3 Responses to Tolerance for child endangerment? No.

  1. There are doctors who still hold the belief that Adam and Eve was the beginning of human life, yet they still provide quality medical care. There are raging debates in the professional literature over myriad issues, yet the practitioners, in general, provide their services in accord with the standards established for their profession.

    When someone doesn’t adhere to a convention of a particular academic discipline, and challenges the validity of that convention, the academic solution is to have those making the challenge prove their case with thorough research built on empirical data. Those who profess the existing “convention” are also obligated to cite the data used to support that convention and, if it is not strong enough to convince even a Master’s candidate, then that convention is either too weak, or has just been poorly defended.

    You don’t ban someone from an academic community for holding an unpopular view, or theory. You ask them to defend their ideas with real science.

    Making superfluous allusions that children might be endangered by some idea held by a counselor that is outside the current convention, does not address the underlying issue: The current convention held by the school is not sufficiently supported by fact to withstand even the challenge of one student.

    The premise that you seem to be offering is that graduates of a counselor’s program should have some sort of mono-cultural set of values with which to approach every case. This is neither true nor a realistic goal. We will always have some variations, especially in such a wobbly field as the so-called, “social sciences.” Someone could very easily hold the belief that homosexuals are bad for society, yet provide compassionate and effective counsel.

    The citizens are wise to get both a second, third and perhaps, fourth opinion, when dealing with, “counselors.”

  2. David says:

    There is nothing superfluous about harming children who have the right to expect help and support.

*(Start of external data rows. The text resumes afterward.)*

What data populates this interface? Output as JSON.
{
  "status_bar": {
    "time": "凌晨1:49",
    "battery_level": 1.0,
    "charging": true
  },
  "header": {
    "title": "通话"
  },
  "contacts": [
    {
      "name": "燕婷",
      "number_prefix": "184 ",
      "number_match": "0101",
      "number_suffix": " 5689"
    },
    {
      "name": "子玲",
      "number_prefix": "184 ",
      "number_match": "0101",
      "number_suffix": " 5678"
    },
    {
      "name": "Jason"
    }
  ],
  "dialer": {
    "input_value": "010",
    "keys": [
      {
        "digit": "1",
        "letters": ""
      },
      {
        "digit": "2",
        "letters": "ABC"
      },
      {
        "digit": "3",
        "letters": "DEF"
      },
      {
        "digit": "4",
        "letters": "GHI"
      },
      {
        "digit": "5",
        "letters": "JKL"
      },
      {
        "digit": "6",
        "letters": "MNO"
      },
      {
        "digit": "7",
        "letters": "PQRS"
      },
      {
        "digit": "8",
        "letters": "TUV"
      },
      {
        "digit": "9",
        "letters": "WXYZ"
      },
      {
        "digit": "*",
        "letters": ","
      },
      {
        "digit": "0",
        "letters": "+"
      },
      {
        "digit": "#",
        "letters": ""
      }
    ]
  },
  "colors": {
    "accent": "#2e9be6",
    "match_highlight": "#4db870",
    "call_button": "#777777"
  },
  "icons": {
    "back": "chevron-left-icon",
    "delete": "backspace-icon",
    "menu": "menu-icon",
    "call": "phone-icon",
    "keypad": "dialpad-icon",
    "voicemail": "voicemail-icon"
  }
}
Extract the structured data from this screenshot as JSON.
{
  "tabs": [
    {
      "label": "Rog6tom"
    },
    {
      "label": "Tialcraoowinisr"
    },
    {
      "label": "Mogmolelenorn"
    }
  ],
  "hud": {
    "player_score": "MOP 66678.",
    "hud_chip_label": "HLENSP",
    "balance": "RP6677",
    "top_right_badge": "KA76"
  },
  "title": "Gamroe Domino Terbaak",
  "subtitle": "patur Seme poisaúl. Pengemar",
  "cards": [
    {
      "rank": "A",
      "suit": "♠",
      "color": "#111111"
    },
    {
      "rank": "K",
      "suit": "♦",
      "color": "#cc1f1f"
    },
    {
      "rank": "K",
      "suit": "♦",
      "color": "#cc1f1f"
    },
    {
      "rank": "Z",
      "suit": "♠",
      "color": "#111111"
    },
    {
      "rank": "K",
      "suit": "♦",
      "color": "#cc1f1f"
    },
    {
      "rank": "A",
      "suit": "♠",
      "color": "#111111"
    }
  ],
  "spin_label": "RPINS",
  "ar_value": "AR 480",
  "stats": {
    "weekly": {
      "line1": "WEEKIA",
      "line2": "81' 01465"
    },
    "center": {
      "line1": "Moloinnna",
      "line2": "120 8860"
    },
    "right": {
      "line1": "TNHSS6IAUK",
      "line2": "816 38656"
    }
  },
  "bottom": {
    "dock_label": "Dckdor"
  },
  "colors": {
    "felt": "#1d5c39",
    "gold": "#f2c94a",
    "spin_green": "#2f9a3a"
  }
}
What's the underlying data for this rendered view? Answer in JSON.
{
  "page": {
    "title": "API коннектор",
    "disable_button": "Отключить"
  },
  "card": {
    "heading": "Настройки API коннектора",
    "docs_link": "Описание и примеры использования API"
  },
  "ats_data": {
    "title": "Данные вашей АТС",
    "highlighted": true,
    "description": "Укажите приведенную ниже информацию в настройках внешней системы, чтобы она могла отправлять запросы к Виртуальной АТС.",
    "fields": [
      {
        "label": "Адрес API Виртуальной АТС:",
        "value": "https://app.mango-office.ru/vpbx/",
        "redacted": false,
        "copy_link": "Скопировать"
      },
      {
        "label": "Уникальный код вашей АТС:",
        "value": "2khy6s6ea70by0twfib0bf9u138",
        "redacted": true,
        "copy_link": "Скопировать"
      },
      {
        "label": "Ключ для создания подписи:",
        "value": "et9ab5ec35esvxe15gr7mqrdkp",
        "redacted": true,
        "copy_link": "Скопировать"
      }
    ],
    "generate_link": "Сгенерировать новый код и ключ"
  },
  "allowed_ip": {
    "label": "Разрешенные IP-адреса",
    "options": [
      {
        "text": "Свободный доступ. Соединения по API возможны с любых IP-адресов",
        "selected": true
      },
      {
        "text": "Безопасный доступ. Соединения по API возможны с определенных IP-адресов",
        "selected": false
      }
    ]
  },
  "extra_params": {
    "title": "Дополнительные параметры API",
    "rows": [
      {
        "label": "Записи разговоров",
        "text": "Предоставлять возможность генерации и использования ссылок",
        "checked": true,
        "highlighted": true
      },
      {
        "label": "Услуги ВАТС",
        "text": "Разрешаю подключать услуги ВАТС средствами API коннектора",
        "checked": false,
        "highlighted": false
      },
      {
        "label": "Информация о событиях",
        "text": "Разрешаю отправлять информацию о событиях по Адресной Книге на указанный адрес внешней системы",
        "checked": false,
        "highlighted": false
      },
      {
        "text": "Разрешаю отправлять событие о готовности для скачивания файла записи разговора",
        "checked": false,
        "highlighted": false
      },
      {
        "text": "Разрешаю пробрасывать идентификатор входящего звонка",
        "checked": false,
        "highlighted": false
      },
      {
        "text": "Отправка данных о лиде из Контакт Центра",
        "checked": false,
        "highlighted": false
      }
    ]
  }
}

    You’re trying to make this much more complicated and abstract than it is. It’s simply a matter of being able to perform a job. The job of a school counselor is to provide appropriate help and support to ANY student who seeks her out or is sent to her. This is not about an abstract “idea,” but rather actual things said and done to a real child. Ms. Keeton’s behavior indicated to her professors that she would not be able to say and do appropriate things when counseling gay or gender variant children.

    A medical doctor’s job performance may or may not be affected by her beliefs, it depends. A doctor might, for example, believe that “life begins at fertilization,” an objectively false belief, and that belief could easily have consequences.

    I’m not disputing that someone could hold false beliefs about GLBT people and yet still provide compassionate and effective counsel in many circumstances. That’s hardly the point here. No adult would be compelled to see such a counselor, and would be free to seek “a second, third and perhaps, fourth opinion.” Children in a school setting do not have that freedom. The adults in charge are responsible for making sure that vulnerable children are not made a captive audience to someone who believes they shouldn’t be who they are.

  3. David says:

    Well, Keeton was handed a defeat in court on Friday. Echoing the Prop 8 trial, the anti-gays presented no witnesses, and Keeton herself didn’t even bother to testify.

    Since then, we haven’t heard a peep, not even from the Alliance Defense Fund. Maybe they knew they had no case and were just hoping for an activist judge?